Admidio Missing Authorization Vulnerability in Inventory Module Destructive Operations

A vulnerability exists in the Admidio inventory module prior to version 5.0.9, where authorization for destructive actions such as deleting, retiring, and reinstating items is enforced only at the user interface level. The backend POST handlers for these operations perform Cross-Site Request Forgery (CSRF) validation but fail to verify if the user has inventory administrator rights. As a result, any authenticated user with access to the inventory module can permanently delete inventory items and their associated data. This issue has been patched in version 5.0.9.

Impact

This vulnerability allows any authenticated user to permanently delete inventory items and all related data, including item fields and borrow records, without any possibility of recovery. The deletion is irreversible unless database backups are available.
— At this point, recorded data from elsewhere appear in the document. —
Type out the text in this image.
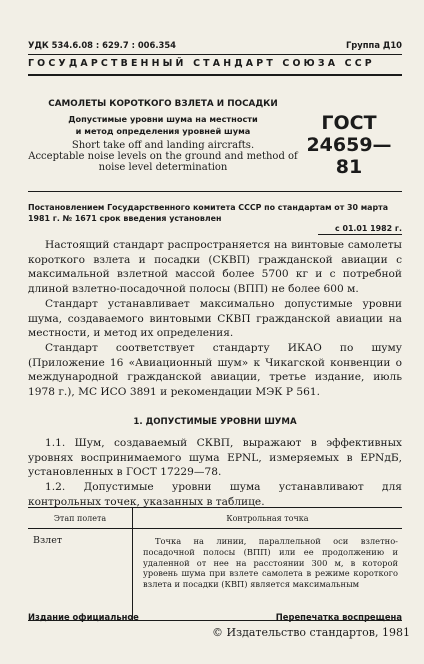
УДК 534.6.08 : 629.7 : 006.354	Группа Д10
ГОСУДАРСТВЕННЫЙ СТАНДАРТ СОЮЗА ССР
САМОЛЕТЫ КОРОТКОГО ВЗЛЕТА И ПОСАДКИ
Допустимые уровни шума на местности
и метод определения уровней шума
Short take off and landing aircrafts.
Acceptable noise levels on the ground and method of
noise level determination
ГОСТ
24659—81
Постановлением Государственного комитета СССР по стандартам от 30 марта
1981 г. № 1671 срок введения установлен
с 01.01 1982 г.
Настоящий стандарт распространяется на винтовые самолеты короткого взлета и посадки (СКВП) гражданской авиации с максимальной взлетной массой более 5700 кг и с потребной длиной взлетно-посадочной полосы (ВПП) не более 600 м.
Стандарт устанавливает максимально допустимые уровни шума, создаваемого винтовыми СКВП гражданской авиации на местности, и метод их определения.
Стандарт соответствует стандарту ИКАО по шуму (Приложение 16 «Авиационный шум» к Чикагской конвенции о международной гражданской авиации, третье издание, июль 1978 г.), МС ИСО 3891 и рекомендации МЭК Р 561.
1. ДОПУСТИМЫЕ УРОВНИ ШУМА
1.1. Шум, создаваемый СКВП, выражают в эффективных уровнях воспринимаемого шума EPNL, измеряемых в EPNдБ, установленных в ГОСТ 17229—78.
1.2. Допустимые уровни шума устанавливают для контрольных точек, указанных в таблице.
Этап полета	Контрольная точка
Взлет	Точка на линии, параллельной оси взлетно-посадочной полосы (ВПП) или ее продолжению и удаленной от нее на расстоянии 300 м, в которой уровень шума при взлете самолета в режиме короткого взлета и посадки (КВП) является максимальным
Издание официальное	Перепечатка воспрещена
© Издательство стандартов, 1981
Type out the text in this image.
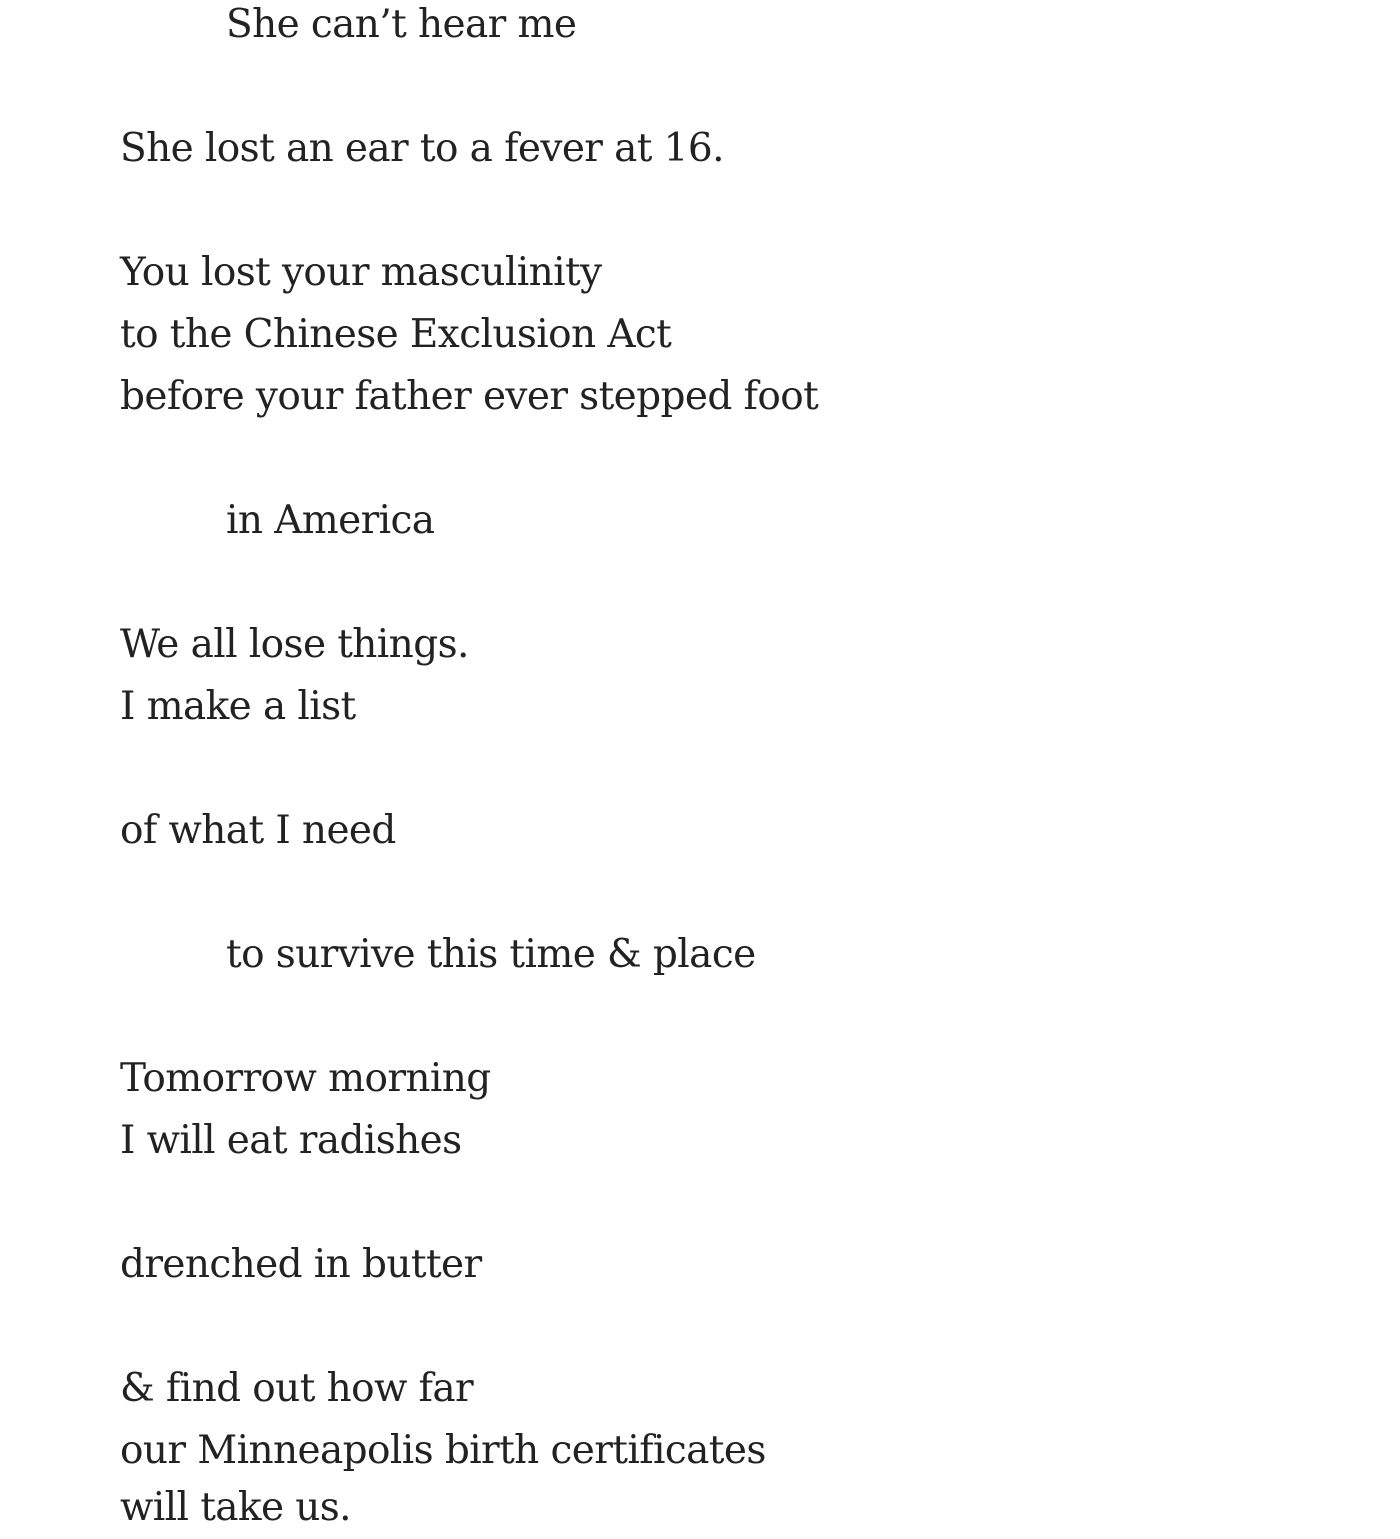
She can’t hear me
She lost an ear to a fever at 16.
You lost your masculinity
to the Chinese Exclusion Act
before your father ever stepped foot
in America
We all lose things.
I make a list
of what I need
to survive this time & place
Tomorrow morning
I will eat radishes
drenched in butter
& find out how far
our Minneapolis birth certificates
will take us.
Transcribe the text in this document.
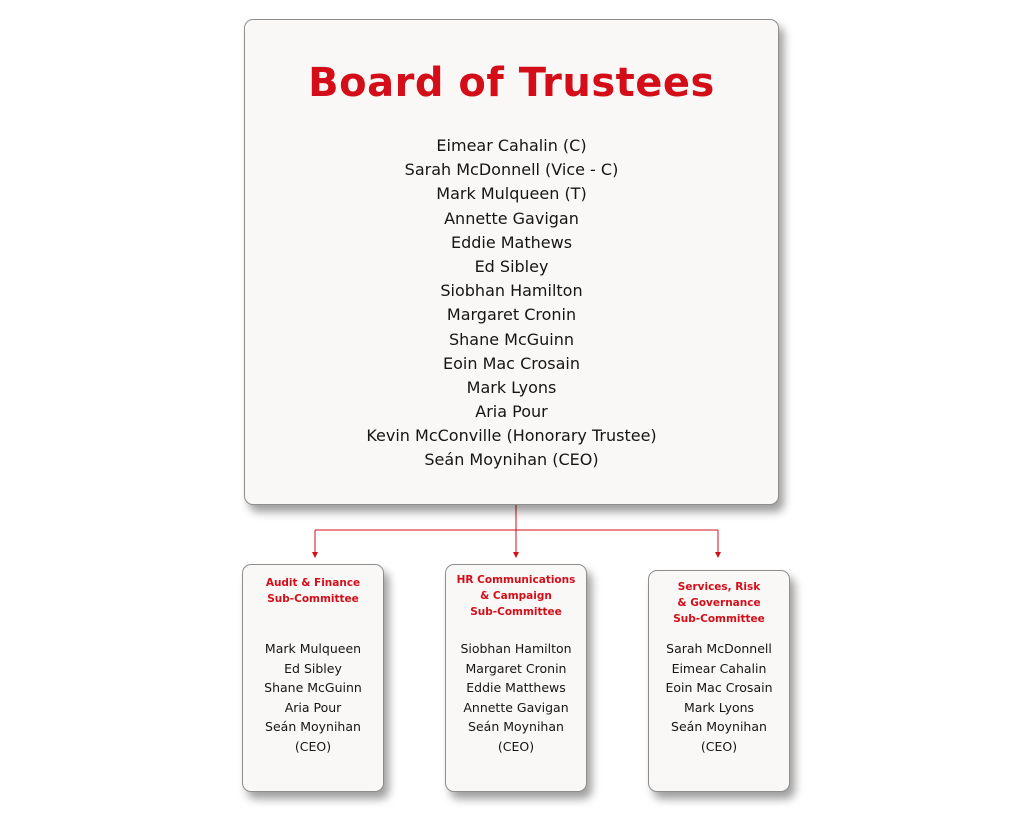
Board of Trustees
Eimear Cahalin (C)
Sarah McDonnell (Vice - C)
Mark Mulqueen (T)
Annette Gavigan
Eddie Mathews
Ed Sibley
Siobhan Hamilton
Margaret Cronin
Shane McGuinn
Eoin Mac Crosain
Mark Lyons
Aria Pour
Kevin McConville (Honorary Trustee)
Seán Moynihan (CEO)
Audit & Finance
Sub-Committee
Mark Mulqueen
Ed Sibley
Shane McGuinn
Aria Pour
Seán Moynihan
(CEO)
HR Communications
& Campaign
Sub-Committee
Siobhan Hamilton
Margaret Cronin
Eddie Matthews
Annette Gavigan
Seán Moynihan
(CEO)
Services, Risk
& Governance
Sub-Committee
Sarah McDonnell
Eimear Cahalin
Eoin Mac Crosain
Mark Lyons
Seán Moynihan
(CEO)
Additionally, the same lack of authorization allows non-admin users to retire or reinstate items and manage item pictures, effectively bypassing the intended permission controls. In environments where Admidio's inventory module is used to manage physical assets, this could lead to the complete loss of an organization's inventory records.

Reproduction

To reproduce this vulnerability, log into an Admidio instance with the inventory module enabled (default setting) as a regular user without inventory admin rights. Access the inventory list to retrieve item UUIDs, then use the 'item_delete' POST handler to delete items. This can be done for individual items or in bulk by sending multiple UUIDs in a single request.

Remediation

Users are advised to update to Admidio version 5.0.9 or later, where this vulnerability has been fixed.